With the “Tax Cut and Jobs Act” heavily reducing the tax incentives for owning real estate, I was curious to see how the trade-offs between buying and renting have changed. Alas, I couldn’t find any up to date calculators — the NYTimes’ still used the old tax system.
So I decided to make my own and share it with the world.
Access the calculator (represented as a Google spreadsheet) here. To change the numbers, you’ll need to copy it to your own Google Account as follows:
Once you save a local copy, you’ll be able to tweak the input parameters and see a customized comparison.
The calculator determines the equivalent monthly rent to a purchase price. Generally speaking, if you can rent a place for cheaper than that “equivalent”, you should rent, not buy. Learn more from this NYTimes article.
The main driver for renting rather than buying is that historical returns on investing in equities exceed returns on real-estate. Buyers take a large opportunity cost by diverting down and principal payments into the housing market. (but gain the advantage of leverage when using a mortgage).
The first spreadsheet tab represents “Inputs”. The presets are for a high-earning married couple purchasing a $1.5M condo (hey, this was made to research the Bay Area!) with a fixed-rate mortgage. The key numbers to tweak for your own situation:
- Home price
- Future appreciation projections
- Your federal and state marginal tax rates
- HOA cost
This calculator’s defaults are optimized for a California resident (even factoring in Prop 13 property tax increase limits); if you don’t reside in CA, you’ll need to change the Property Tax Rates.
The second spreadsheet tab tells the “Comparison (output)” between renting and buying. There’s two models used:
1. (my own preferred) Hold your purchased home forever — this looks at how you’ll be doing in 30 years if you are living in your purchased home vs. still renting.
2. (NYTimes’ model) Sell your home at an opportune time. Because paying down principal reduces leveraged appreciation, in some markets, an optimal investment strategy may be to sell your home and buy a new one in 5 to 10 years. (but you’ll incur closing costs and possibly capital gains taxes).
Results under both models are available in the top 11 rows, expressing break-even rent in monthly dollars and price/rent (P/R) ratio.

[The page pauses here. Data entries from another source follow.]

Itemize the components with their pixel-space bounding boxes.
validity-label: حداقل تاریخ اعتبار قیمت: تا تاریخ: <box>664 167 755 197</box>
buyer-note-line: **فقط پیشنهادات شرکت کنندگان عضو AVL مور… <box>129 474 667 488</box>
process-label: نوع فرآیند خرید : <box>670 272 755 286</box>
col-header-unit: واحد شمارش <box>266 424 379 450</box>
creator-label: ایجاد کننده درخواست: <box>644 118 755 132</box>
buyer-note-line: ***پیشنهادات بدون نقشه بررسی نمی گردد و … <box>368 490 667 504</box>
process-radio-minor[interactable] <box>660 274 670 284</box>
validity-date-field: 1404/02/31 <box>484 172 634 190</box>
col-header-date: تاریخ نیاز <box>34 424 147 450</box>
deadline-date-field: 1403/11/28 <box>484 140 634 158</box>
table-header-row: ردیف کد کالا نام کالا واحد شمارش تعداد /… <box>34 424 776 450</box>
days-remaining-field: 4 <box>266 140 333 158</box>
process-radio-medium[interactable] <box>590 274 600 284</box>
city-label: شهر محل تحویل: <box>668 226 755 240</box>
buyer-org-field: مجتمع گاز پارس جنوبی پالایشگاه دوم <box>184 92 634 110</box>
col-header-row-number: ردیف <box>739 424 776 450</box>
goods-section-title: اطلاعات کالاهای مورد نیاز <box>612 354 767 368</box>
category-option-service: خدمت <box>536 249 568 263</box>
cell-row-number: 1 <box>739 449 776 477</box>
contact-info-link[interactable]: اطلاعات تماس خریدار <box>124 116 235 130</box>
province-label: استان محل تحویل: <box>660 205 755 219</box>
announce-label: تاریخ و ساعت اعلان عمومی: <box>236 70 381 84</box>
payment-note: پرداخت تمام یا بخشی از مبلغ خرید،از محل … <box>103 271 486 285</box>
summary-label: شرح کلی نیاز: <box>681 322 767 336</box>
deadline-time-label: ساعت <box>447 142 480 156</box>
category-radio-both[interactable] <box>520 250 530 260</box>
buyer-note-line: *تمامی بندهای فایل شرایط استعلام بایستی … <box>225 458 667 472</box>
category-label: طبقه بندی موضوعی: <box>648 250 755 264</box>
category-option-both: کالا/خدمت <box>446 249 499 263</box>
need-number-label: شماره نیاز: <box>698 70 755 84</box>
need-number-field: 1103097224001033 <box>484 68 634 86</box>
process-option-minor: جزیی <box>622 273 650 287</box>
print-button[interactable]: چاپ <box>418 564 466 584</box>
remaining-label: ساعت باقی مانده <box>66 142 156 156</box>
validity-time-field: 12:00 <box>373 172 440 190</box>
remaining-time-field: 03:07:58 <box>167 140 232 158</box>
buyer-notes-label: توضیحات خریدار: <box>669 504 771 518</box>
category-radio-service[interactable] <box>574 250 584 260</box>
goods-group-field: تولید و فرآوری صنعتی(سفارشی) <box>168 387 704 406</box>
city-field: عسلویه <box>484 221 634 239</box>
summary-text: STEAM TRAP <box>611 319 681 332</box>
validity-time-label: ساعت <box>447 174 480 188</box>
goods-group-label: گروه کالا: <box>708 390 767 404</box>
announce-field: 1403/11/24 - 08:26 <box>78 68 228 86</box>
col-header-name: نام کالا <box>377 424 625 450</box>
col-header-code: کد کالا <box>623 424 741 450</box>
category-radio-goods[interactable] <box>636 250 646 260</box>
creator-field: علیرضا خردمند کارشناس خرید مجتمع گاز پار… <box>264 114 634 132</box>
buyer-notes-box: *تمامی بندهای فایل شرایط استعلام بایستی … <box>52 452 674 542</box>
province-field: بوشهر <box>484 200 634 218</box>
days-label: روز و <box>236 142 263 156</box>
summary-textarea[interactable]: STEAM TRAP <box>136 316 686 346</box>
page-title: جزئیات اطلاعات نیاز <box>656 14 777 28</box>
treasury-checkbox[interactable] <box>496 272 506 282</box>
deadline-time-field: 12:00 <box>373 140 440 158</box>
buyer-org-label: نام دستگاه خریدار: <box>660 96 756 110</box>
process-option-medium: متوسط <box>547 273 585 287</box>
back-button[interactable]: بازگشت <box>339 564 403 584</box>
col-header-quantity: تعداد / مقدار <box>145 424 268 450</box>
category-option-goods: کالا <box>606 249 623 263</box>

Rows 13 onward give a full schedule of the savings from buying if you sell after N years. (Negative numbers are in bookkeeping style (parentheses), e.g. (100) to represent -100).
My goal with this calculator was to enable maximum control and provide maximum transparency. You can see every intermediate calculation that goes in and full yearly payment schedules (for both renting and owning). Advanced inputs all have documentation; please comment on the source doc if anything seems confusing or wrong.
Modeling non-financial trade-offs
One objection to the calculator modeling “buy vs. rent” as merely a financial trade-off is that some people place additional value on owning.
Cited (non-financial) benefits of owning include reduced chances of “eviction”, easier ability to modify home, voting rights in an HOA, and ownership pride. Cited downsides are additional time costs of maintenance and moving.
If you naturally favor one method of living, my recommendation is to think about how much you are willing to pay to gain the above ownership benefits (less costs). Then subtract that amount from the “break-even” rent to model losing the ownership benefit.
(e.g. if you value ownership at $500/month, your break-even rent drops by $500. [Thanks Ken below in the comments for correcting this section!])
While this calculator is more accurate than any web app I’ve seen, there are a number of technical limitations to be aware of:
- In high-cost of living areas, the results are heavily driven by appreciation projections. These are very hard to forecast — play around with the calculator to see the very significant effect seemingly small changes have.
- As warned on the spreadsheet, real estate deductions and capital gains can jump tax brackets, making a single “marginal tax rate” not easy to determine.
- The tax calculation assumes that exotic proposals like using donations to pay state income taxes don’t come to fruition.
- (very technical) Rates this calculator uses (investment and house appreciation and inflation) have high variance; the comparison results don’t take into account this variance, which does skew the ultimate comparison. However, the non-linear factors in the expecations should be small, resulting in minimal skew.